Typically, most construction jobs run on tight margins, and MEWP operators must often complete one particular aspect of a project before they can start on the next. Therefore, if equipment breaks down or requires service, entire projects can fall behind. Telematics technology can help address these challenges by giving visibility to the equipment’s location and operating condition any time of the day or night. As a result, it is easier to be more proactive when it comes to maintenance.
For example, telematics enables service departments to remotely assess a MEWP’s setup and personalities to diagnose qualitative operational issues and review fault codes. This allows techs to proactively assess whether a service call is needed.
Remote diagnostics also allow techs to be more efficient with their time on the jobsite by ensuring they arrive with the necessary materials to complete the work. These advancements can help contractors save labor costs while increasing machine uptime.

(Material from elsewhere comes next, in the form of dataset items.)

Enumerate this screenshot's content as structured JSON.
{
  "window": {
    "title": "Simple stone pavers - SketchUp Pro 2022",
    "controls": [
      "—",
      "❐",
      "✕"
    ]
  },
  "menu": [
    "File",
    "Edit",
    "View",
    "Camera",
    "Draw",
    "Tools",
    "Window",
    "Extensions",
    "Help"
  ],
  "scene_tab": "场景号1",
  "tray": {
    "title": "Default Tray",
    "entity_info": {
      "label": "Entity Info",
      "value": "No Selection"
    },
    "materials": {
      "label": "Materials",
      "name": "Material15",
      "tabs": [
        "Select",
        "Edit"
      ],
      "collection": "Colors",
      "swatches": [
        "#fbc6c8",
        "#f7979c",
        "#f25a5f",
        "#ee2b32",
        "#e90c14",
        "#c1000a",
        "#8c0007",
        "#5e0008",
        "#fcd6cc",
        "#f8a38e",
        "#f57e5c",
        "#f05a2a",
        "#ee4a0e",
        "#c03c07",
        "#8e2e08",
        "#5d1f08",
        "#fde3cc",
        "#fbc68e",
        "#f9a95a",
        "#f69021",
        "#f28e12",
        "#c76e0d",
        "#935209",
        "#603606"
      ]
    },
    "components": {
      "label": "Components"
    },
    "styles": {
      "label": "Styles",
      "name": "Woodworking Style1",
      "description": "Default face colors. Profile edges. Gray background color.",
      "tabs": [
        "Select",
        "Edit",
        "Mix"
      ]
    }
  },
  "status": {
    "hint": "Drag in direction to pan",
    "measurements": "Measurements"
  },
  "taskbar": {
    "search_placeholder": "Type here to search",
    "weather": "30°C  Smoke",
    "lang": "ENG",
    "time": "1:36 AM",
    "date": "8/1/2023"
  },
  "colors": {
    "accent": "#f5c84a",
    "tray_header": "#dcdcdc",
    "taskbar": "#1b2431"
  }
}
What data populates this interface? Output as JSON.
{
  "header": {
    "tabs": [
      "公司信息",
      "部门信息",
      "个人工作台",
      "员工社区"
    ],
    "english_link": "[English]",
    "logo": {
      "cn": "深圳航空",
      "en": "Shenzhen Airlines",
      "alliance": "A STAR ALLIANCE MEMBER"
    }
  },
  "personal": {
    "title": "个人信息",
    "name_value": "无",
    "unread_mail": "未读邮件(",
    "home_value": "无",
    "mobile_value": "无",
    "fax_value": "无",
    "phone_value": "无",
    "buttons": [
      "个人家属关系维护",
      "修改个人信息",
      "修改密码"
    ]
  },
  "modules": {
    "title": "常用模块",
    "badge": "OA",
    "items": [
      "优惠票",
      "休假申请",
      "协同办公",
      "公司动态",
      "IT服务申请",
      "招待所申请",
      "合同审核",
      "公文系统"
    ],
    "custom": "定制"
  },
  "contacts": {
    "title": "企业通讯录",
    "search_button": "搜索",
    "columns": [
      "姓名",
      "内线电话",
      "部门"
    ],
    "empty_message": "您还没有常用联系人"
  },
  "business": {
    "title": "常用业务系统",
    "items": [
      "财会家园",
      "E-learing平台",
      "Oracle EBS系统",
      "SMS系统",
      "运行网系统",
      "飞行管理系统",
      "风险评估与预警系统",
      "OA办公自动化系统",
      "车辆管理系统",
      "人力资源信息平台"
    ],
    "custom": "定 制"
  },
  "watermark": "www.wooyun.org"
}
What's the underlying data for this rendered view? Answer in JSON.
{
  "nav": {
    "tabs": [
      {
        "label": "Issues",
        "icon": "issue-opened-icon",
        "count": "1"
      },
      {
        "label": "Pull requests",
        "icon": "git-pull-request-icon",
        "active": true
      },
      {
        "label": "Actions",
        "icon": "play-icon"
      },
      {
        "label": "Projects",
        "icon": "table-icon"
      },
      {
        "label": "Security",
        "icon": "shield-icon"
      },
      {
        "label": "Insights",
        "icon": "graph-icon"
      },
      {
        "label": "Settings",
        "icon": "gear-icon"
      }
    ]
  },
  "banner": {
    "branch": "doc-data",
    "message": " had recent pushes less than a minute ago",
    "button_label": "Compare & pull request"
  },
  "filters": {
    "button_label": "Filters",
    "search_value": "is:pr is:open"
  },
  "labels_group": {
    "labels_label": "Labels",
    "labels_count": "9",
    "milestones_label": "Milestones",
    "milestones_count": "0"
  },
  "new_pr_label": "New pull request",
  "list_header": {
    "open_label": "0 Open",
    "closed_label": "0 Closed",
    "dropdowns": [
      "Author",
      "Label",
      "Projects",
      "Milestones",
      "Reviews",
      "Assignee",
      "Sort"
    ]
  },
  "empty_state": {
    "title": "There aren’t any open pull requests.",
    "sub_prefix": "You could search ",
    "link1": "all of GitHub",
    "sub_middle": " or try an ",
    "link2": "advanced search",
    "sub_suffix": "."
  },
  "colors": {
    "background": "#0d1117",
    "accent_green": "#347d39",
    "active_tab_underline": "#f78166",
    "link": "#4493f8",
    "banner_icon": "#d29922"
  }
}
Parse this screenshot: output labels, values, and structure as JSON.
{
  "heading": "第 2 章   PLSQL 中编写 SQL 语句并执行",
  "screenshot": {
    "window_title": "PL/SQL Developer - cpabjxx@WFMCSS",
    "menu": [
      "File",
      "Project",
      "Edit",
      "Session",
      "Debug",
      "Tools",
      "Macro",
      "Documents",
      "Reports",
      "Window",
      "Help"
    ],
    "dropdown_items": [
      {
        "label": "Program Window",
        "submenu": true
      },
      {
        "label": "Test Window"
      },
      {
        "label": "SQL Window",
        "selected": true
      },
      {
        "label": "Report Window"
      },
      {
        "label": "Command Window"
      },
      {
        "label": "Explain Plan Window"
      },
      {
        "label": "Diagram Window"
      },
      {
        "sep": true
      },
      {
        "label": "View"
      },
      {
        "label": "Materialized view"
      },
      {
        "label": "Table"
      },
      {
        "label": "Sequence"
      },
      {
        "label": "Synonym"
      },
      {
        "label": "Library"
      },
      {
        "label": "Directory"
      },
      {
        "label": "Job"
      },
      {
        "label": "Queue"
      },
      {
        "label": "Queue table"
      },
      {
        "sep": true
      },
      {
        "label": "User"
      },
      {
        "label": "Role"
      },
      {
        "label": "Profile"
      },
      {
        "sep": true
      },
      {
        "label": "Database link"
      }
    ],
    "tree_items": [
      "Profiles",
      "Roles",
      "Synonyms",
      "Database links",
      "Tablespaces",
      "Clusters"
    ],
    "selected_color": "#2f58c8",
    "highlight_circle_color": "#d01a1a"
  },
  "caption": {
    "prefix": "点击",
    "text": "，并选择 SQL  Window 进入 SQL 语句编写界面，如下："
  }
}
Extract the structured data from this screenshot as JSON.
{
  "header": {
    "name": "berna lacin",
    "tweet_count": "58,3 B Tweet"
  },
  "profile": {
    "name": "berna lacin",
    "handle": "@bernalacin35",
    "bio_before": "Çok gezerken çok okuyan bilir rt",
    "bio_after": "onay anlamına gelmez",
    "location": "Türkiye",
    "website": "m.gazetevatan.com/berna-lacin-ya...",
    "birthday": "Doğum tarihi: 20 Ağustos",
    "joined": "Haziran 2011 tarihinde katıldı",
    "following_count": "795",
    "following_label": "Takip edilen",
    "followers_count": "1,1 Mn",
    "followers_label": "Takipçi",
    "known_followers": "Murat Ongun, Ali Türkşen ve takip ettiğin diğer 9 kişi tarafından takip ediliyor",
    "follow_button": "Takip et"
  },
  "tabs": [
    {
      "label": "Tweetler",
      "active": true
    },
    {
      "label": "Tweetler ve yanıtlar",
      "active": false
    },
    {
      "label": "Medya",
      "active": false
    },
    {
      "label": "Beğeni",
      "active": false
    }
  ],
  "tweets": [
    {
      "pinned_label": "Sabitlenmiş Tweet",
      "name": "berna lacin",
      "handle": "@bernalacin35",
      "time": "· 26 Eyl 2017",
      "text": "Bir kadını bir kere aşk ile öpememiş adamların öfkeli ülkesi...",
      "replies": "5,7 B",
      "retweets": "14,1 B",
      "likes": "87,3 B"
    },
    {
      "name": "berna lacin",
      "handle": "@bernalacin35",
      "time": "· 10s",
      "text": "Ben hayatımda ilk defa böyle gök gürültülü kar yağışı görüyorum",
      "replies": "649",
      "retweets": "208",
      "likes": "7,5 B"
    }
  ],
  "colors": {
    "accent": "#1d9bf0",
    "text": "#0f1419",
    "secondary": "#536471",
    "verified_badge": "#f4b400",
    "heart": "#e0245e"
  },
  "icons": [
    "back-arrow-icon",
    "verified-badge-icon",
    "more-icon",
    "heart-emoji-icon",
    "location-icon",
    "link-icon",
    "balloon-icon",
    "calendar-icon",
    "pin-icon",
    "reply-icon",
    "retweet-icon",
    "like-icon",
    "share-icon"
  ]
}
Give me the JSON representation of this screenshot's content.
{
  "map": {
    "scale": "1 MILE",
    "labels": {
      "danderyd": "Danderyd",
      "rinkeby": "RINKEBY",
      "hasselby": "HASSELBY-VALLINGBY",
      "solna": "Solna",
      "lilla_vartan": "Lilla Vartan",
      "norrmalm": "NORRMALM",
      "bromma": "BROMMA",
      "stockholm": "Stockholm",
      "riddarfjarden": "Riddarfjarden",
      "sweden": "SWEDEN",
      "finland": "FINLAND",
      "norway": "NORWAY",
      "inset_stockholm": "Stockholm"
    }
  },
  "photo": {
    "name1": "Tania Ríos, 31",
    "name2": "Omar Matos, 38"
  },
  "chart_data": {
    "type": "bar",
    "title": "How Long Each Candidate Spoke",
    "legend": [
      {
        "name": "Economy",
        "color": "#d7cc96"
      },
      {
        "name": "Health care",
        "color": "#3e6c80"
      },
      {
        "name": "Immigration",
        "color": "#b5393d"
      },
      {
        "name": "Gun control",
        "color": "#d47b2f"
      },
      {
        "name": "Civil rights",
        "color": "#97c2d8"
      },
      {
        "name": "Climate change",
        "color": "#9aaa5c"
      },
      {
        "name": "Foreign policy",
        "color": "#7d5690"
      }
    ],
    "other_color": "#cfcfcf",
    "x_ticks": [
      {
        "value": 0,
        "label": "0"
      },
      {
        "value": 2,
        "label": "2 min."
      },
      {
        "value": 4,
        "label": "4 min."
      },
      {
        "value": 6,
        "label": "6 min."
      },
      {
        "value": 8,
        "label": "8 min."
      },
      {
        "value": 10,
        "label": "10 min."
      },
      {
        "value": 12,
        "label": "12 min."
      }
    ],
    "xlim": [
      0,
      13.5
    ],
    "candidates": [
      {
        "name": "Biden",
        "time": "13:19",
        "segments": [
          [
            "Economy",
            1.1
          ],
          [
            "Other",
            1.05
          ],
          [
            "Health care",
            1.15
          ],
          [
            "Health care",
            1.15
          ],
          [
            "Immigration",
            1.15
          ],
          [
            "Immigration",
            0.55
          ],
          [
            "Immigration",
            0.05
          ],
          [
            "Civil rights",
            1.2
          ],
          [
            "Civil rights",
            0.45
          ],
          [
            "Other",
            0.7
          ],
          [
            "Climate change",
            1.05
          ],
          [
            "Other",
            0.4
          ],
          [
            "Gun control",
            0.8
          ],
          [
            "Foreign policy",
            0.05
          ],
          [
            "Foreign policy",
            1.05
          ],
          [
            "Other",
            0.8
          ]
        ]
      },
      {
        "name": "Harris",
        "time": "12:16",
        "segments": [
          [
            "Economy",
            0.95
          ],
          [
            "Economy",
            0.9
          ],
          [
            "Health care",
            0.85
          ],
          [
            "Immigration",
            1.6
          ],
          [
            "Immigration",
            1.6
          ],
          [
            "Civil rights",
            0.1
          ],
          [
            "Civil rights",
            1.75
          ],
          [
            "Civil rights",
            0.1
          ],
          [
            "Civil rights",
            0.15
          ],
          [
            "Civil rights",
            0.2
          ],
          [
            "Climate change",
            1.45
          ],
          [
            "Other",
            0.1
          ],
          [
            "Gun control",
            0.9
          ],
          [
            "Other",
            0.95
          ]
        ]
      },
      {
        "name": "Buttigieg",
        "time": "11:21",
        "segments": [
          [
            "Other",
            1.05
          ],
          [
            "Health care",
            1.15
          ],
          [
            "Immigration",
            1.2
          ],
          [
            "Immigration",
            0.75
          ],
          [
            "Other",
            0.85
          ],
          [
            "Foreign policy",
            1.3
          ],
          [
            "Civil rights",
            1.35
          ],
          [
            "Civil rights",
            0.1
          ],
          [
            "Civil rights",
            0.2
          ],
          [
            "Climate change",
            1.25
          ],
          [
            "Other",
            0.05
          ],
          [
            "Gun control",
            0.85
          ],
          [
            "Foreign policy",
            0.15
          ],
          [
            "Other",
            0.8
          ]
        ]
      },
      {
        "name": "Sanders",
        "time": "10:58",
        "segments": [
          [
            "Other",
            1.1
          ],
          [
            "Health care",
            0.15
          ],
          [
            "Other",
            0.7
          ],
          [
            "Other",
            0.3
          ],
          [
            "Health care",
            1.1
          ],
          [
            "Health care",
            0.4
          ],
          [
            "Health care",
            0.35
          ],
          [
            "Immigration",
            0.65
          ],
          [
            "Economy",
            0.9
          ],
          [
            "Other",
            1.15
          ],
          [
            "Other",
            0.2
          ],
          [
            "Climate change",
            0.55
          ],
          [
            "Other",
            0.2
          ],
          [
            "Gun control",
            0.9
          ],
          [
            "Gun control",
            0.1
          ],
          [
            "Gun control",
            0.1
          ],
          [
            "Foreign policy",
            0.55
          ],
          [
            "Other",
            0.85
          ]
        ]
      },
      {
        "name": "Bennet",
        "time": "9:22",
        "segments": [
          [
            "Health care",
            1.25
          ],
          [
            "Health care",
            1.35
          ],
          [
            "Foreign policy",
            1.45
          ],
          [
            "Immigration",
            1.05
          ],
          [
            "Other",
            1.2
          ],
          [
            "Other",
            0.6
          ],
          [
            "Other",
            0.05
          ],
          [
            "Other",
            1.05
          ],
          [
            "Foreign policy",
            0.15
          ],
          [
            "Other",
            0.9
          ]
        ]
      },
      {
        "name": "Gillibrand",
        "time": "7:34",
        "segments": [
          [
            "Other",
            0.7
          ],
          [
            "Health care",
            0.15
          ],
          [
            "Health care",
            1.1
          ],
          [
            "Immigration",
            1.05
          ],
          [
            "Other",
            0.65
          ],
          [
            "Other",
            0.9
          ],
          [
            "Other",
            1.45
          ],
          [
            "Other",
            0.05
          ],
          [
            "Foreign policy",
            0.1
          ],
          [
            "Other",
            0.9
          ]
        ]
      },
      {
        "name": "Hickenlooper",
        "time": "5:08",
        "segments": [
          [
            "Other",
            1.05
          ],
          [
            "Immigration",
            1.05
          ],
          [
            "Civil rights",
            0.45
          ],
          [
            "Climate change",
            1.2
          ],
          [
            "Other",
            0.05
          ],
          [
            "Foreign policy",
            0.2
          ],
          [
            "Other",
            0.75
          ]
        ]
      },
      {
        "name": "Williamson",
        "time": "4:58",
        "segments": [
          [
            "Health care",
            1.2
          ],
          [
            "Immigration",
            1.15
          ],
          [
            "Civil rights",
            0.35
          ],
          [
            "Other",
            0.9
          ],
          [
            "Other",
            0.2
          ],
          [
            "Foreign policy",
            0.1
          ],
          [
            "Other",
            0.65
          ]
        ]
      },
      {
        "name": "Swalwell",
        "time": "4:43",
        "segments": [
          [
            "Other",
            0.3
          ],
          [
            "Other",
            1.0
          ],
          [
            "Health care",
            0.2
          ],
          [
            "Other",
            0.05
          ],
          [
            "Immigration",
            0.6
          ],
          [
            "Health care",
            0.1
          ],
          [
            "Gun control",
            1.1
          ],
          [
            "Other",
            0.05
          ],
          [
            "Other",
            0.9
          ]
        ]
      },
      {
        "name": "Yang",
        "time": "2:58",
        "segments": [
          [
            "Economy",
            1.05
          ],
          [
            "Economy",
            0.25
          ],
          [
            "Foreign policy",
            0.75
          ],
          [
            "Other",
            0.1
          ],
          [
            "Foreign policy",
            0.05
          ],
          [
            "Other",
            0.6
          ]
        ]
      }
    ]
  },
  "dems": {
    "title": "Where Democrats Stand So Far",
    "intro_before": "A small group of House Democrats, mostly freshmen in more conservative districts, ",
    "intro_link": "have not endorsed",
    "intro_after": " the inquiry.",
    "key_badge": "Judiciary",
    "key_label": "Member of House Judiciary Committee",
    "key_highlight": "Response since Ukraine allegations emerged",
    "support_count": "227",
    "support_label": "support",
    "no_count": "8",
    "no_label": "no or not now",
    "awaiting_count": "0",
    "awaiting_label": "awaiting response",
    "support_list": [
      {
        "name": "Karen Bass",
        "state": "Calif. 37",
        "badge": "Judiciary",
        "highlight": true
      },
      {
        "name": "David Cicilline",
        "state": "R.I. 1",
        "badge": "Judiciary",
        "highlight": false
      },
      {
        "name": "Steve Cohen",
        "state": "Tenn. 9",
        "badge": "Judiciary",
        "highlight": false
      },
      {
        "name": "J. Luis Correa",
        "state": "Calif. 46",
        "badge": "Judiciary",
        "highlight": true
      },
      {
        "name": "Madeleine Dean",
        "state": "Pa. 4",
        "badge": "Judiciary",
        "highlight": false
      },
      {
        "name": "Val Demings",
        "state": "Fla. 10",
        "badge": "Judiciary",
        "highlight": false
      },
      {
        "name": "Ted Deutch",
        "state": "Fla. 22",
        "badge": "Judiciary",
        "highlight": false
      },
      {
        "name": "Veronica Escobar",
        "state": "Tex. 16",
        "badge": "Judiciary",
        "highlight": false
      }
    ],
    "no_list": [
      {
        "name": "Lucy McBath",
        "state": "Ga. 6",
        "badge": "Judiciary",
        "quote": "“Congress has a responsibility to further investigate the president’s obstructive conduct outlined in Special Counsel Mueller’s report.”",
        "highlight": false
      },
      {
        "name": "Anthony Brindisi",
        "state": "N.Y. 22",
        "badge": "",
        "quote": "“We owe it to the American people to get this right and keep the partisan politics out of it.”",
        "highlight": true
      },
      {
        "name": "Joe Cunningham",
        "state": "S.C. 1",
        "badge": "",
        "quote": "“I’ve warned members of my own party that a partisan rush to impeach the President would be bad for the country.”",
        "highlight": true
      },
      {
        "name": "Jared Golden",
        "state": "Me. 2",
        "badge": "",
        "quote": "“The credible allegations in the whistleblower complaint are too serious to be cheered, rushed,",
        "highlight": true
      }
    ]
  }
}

In addition to improving service calls with remote diagnostics, telematics data makes it possible for fleet managers and equipment owners to quickly receive actionable diagnostic information on a MEWP’s battery and charger system, which can help owners and operators follow best charge/discharge practices to improve battery life. Additionally, it can help to reduce the majority of battery replacements, which are often performed erroneously due to a lack of actionable data.
One of the best ways to continue advancing the construction industry forward with technology is for OEMs, such as JLG, to develop solutions and tools that create “moments of autonomy” on aerial sites, taking steps toward connected jobsites through practical and digestible features and applications.